Surgical excision of a ganglion reduces pain and leads to a high degree of patient satisfaction. 8 Following surgical excision, the pain scores are low, with average pain scores of 0 to 1.8. 4 20 21 32 33 In the current study, the Numerical Rating Scale (NRS) pain score at long-term follow-up was similar (median: 0 and mean: 1.8). Interestingly, only female patients (10 of 49, 20%) reported NRS pain scores greater than 5, which is considered a cutoff for moderate or severe pain. 34
Female patients had higher PRWE, QuickDASH, and NRS pain scores at long-term follow-up compared with male patients. The reason for this difference is unclear. Some studies suggested that males are less likely to report their pain. 35 Additionally, differences in coping may play a role in perceived pain or disability following ganglion excision. 36 Another explanation could be that females have increased joint laxity compared with males. 37
In conclusion, the reoperation rate following ganglion excision was 3.3%, with reoperations mostly occurring within the first 3 years after initial surgery. Although the self-reported ganglion recurrence rate was roughly 13%, only 1:5 patients underwent a secondary surgery.
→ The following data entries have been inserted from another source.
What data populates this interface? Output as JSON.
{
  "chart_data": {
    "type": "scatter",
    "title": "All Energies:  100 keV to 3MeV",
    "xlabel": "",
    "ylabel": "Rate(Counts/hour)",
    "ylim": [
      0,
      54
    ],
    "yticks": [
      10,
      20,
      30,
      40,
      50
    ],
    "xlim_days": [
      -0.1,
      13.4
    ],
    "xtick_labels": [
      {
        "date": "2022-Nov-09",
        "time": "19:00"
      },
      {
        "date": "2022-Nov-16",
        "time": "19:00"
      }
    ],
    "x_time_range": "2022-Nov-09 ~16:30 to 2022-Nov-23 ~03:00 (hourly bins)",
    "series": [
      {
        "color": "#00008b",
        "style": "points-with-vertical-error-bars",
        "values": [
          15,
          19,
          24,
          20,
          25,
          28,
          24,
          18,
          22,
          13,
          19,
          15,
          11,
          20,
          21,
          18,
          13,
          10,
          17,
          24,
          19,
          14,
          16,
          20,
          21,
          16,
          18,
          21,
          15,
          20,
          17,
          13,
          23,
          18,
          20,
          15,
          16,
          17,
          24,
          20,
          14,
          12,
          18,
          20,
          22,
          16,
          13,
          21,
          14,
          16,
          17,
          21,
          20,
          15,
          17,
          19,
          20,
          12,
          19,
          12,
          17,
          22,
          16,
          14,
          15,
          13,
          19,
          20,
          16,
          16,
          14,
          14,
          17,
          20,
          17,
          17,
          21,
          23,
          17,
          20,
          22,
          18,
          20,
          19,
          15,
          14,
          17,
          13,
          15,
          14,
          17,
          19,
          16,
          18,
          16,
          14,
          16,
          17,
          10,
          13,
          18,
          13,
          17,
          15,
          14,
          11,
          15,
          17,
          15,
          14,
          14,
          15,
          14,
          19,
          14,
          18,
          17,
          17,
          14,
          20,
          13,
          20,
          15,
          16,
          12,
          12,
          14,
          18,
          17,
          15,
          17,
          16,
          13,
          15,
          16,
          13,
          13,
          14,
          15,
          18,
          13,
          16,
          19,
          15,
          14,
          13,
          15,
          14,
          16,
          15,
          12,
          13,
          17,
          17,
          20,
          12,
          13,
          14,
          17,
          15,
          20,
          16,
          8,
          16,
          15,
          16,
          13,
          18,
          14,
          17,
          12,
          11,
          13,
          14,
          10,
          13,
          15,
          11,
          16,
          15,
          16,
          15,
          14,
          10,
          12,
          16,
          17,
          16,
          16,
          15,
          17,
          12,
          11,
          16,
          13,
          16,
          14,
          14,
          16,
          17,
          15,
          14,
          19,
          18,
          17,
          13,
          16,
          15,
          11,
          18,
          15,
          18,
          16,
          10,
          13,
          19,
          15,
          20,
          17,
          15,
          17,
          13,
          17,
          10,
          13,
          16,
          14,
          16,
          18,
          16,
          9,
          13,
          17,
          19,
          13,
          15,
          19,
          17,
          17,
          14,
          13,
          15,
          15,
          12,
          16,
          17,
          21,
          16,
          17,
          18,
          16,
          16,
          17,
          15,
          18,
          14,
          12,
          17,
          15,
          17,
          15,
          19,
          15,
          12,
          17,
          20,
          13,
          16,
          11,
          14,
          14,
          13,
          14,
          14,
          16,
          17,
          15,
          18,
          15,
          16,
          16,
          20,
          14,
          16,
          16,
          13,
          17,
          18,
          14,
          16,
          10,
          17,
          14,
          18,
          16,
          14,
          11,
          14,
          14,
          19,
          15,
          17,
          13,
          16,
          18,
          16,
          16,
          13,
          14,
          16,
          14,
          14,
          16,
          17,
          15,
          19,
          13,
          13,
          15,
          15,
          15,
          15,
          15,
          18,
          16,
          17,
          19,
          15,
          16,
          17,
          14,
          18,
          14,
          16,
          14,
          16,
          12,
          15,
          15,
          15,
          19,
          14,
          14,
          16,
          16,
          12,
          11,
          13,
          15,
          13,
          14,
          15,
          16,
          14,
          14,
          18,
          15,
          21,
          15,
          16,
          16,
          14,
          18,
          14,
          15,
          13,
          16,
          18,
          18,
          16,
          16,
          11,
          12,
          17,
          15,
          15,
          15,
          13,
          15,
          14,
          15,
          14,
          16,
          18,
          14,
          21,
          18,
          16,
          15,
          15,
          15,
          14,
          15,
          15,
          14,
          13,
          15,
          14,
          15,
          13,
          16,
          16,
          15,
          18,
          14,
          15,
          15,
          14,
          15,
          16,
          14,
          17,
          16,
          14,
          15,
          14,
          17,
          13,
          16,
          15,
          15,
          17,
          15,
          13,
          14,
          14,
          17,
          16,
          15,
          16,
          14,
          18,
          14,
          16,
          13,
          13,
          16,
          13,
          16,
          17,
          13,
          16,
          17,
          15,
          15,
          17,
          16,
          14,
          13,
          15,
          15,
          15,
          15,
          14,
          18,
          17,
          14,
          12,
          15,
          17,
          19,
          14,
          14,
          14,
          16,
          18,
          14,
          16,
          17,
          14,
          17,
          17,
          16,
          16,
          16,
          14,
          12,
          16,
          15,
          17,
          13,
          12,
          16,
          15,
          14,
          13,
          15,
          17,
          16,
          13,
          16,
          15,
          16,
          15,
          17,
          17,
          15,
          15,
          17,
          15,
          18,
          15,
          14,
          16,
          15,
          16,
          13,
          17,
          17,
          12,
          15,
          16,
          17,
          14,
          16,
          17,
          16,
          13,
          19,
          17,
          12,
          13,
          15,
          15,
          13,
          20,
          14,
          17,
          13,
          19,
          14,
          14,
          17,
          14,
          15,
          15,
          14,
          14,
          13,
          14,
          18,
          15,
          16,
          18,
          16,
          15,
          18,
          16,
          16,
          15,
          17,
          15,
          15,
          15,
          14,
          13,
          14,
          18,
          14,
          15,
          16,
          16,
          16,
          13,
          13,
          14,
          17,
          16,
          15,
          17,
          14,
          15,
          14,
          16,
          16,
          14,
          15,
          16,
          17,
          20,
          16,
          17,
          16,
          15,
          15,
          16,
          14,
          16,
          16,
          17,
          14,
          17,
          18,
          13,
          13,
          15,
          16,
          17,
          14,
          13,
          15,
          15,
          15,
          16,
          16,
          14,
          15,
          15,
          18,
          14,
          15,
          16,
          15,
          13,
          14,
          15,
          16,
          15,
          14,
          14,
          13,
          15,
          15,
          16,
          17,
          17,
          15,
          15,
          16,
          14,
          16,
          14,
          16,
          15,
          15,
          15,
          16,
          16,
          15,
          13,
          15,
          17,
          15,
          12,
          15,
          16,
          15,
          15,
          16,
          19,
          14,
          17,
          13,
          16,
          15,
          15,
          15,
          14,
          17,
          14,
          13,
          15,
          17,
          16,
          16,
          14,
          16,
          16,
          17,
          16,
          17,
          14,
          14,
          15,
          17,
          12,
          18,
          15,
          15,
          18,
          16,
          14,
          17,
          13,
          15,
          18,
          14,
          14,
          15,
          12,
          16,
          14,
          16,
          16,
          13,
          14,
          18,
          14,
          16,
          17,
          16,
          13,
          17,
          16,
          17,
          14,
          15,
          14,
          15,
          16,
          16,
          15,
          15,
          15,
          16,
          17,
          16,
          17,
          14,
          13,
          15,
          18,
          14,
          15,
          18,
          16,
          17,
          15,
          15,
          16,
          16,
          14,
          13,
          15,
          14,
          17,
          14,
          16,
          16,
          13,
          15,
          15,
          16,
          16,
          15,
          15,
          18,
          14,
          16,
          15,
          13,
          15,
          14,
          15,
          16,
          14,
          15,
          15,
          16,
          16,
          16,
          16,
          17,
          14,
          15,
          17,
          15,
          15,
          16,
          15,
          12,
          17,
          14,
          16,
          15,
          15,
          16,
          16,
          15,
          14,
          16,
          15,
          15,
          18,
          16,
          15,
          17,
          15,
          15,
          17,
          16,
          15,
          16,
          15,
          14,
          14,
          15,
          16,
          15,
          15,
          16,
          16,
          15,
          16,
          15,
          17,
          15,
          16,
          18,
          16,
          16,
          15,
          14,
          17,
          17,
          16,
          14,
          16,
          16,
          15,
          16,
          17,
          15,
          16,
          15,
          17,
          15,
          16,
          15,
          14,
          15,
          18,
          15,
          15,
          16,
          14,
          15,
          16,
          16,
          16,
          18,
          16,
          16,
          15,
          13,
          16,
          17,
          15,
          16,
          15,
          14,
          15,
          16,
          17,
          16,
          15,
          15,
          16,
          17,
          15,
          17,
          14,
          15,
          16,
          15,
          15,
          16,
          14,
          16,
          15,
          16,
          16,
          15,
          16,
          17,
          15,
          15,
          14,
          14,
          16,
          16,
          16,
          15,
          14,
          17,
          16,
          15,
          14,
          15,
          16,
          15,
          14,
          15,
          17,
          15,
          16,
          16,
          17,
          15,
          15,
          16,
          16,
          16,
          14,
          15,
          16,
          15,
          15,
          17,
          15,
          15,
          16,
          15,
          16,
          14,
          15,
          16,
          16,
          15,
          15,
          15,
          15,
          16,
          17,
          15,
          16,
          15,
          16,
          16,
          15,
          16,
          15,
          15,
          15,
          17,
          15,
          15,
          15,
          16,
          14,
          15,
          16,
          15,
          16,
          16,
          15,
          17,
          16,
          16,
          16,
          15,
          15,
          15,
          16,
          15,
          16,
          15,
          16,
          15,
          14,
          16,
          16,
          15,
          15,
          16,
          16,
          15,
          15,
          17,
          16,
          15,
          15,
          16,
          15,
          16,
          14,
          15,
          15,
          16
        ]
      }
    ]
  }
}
Long-term outcomes after ganglion excision show little persisting disability; however, female patients may experience more discomfort in the long term.
Funding Statement
Funding None.
Conflict of Interest None declared.
Statement of Human and Animal Rights
All procedures followed were in accordance with the ethical standards of the responsible committee on human experimentation (institutional and national) and with the Helsinki Declaration of 1975, as revised in 2008 (5). Informed consent was obtained from all patients for being included in the study.
Statement of Informed Consent
Informed consent was waived by the Institutional Review Board given the retrospective nature of this study, along with the large number of patients.